Wir haben es bereits gehört: Es geht um 13,232 Milliarden Franken. Dies ist der Zahlungsrahmen für die Mittel, die der Bundesrat für die Jahre 2017 bis 2020 in die Entwicklung und den Unterhalt der Bahninfrastruktur investieren will. Das ist eine Menge Geld, und gerade in Momenten, da dieses Parlament Kürzungen und Abbauübungen durchexerziert, könnte es ein solches Vorhaben besonders schwer haben.
In der Finanzkommission des Nationalrates haben wir diese Vorlage sehr sorgfältig diskutiert. Die FK-NR stellte fest, dass der Zustand des Schienennetzes heute in einigen Bereichen effektiv zur Sorge Anlass gibt. Es ist aus Sicht der Finanzkommission unabdingbar, die Substanz des Schienennetzes in der Schweiz zu erhalten und die für einen störungsfreien Betrieb erforderliche Qualität zu sichern.
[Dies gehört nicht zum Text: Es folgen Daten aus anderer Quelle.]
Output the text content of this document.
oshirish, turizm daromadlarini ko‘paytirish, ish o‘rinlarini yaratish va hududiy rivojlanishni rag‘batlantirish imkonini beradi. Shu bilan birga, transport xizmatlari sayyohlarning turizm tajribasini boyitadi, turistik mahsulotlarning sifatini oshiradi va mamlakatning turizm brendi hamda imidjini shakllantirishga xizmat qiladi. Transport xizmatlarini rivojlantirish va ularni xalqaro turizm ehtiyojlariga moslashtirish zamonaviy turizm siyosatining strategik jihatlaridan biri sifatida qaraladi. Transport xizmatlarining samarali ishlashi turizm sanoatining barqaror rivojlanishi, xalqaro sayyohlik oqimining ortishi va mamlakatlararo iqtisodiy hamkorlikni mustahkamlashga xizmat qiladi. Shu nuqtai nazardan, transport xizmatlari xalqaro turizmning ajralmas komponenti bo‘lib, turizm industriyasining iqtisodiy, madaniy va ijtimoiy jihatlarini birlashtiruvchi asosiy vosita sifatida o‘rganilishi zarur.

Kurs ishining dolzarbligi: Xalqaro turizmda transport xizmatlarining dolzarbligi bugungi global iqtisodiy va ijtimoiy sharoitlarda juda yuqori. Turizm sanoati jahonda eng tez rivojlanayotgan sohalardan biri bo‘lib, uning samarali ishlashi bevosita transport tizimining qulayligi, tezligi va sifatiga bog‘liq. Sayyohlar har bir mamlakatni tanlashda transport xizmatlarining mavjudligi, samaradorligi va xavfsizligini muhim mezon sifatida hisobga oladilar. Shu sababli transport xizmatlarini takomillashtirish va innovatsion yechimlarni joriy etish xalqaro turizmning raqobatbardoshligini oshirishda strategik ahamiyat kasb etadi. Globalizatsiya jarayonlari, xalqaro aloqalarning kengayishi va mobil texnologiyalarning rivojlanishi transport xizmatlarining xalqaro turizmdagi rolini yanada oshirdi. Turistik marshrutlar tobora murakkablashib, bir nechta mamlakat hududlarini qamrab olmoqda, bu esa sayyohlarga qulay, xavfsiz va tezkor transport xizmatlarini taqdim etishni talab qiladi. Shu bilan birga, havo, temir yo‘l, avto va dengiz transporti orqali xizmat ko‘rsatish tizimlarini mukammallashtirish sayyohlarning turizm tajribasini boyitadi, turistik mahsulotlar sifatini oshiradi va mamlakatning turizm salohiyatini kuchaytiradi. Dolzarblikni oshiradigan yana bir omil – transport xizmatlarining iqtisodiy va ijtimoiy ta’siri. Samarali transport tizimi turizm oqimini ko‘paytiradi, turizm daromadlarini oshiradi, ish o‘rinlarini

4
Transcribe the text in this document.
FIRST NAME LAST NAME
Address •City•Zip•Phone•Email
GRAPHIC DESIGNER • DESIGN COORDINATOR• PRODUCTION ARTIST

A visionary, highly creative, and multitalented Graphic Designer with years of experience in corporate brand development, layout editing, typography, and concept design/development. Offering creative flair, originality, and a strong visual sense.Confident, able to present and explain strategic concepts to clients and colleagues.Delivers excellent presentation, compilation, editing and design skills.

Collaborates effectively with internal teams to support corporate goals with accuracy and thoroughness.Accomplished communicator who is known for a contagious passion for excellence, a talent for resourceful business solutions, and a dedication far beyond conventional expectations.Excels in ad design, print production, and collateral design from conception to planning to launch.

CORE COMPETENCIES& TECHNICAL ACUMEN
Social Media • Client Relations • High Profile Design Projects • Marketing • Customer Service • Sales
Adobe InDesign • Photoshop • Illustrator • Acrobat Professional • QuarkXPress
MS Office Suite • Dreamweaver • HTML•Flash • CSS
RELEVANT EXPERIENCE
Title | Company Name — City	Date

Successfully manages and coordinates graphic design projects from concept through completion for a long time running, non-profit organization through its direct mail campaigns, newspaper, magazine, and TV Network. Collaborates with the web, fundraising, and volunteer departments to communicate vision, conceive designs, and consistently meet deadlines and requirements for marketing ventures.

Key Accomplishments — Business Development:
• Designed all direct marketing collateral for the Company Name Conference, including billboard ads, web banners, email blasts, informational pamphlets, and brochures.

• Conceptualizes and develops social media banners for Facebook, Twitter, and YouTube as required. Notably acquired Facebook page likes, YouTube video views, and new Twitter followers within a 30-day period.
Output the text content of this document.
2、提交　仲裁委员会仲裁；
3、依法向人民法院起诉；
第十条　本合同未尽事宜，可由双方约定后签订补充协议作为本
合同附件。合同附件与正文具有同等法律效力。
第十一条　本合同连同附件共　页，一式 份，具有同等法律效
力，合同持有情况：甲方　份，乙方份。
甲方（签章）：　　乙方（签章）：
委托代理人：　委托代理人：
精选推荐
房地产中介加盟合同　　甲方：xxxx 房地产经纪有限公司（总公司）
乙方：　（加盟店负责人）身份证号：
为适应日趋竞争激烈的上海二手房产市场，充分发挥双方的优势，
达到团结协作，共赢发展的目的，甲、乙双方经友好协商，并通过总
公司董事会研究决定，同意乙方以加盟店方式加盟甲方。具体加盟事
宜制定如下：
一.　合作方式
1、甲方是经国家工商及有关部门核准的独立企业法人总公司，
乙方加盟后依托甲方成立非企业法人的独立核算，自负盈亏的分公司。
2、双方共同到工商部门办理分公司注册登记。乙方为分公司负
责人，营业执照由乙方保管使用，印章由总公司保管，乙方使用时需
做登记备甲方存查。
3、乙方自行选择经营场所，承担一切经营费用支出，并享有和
Dann gilt es auch noch zu berücksichtigen, dass die Belastung des Netzes auch in den kommenden Jahren auf vielen Achsen weiter zunehmen wird, da mehr und schnellere Personenzüge und Güterverkehr mit schweren Tonnagen diese nutzen.
Die in der Botschaft präsentierten Massnahmen reduzieren die künftigen finanziellen Risiken, weil ungeplante und teure Reparaturen eines vernachlässigten Schienennetzes mit entsprechenden negativen Auswirkungen auf den Bahnbetrieb vermieden werden können. Die Finanzkommission ist auch überzeugt, dass ein feinmaschiges Bahnnetz und ein dichtes Fahrplanangebot für die Schweiz ein wichtiger Standortvorteil sind und aus volkswirtschaftlicher Sicht unserem Land einen grossen Nutzen bringen. Es ist deshalb alles Nötige vorzukehren, um einen störungsfreien Bahnbetrieb sicherzustellen. Aus Sicht der Finanzkommission rechtfertigt sich auch unter diesem Aspekt der Einsatz der in der Botschaft vorgesehenen Mittel.
Die Finanzkommission empfiehlt mit 18 zu 0 Stimmen bei 1 Enthaltung, die vorgeschlagenen Mittel zu bewilligen. Ich muss sagen, es tut in diesen Tagen richtig wohl, einmal eine fast vollständige Mehrheit der Finanzkommission vertreten zu können, welche sich bei diesem Geschäft klar vom volkswirtschaftlichen Nutzen leiten liess, dem Auftrag, den wir ja auch bei allen anderen Finanzgeschäften haben.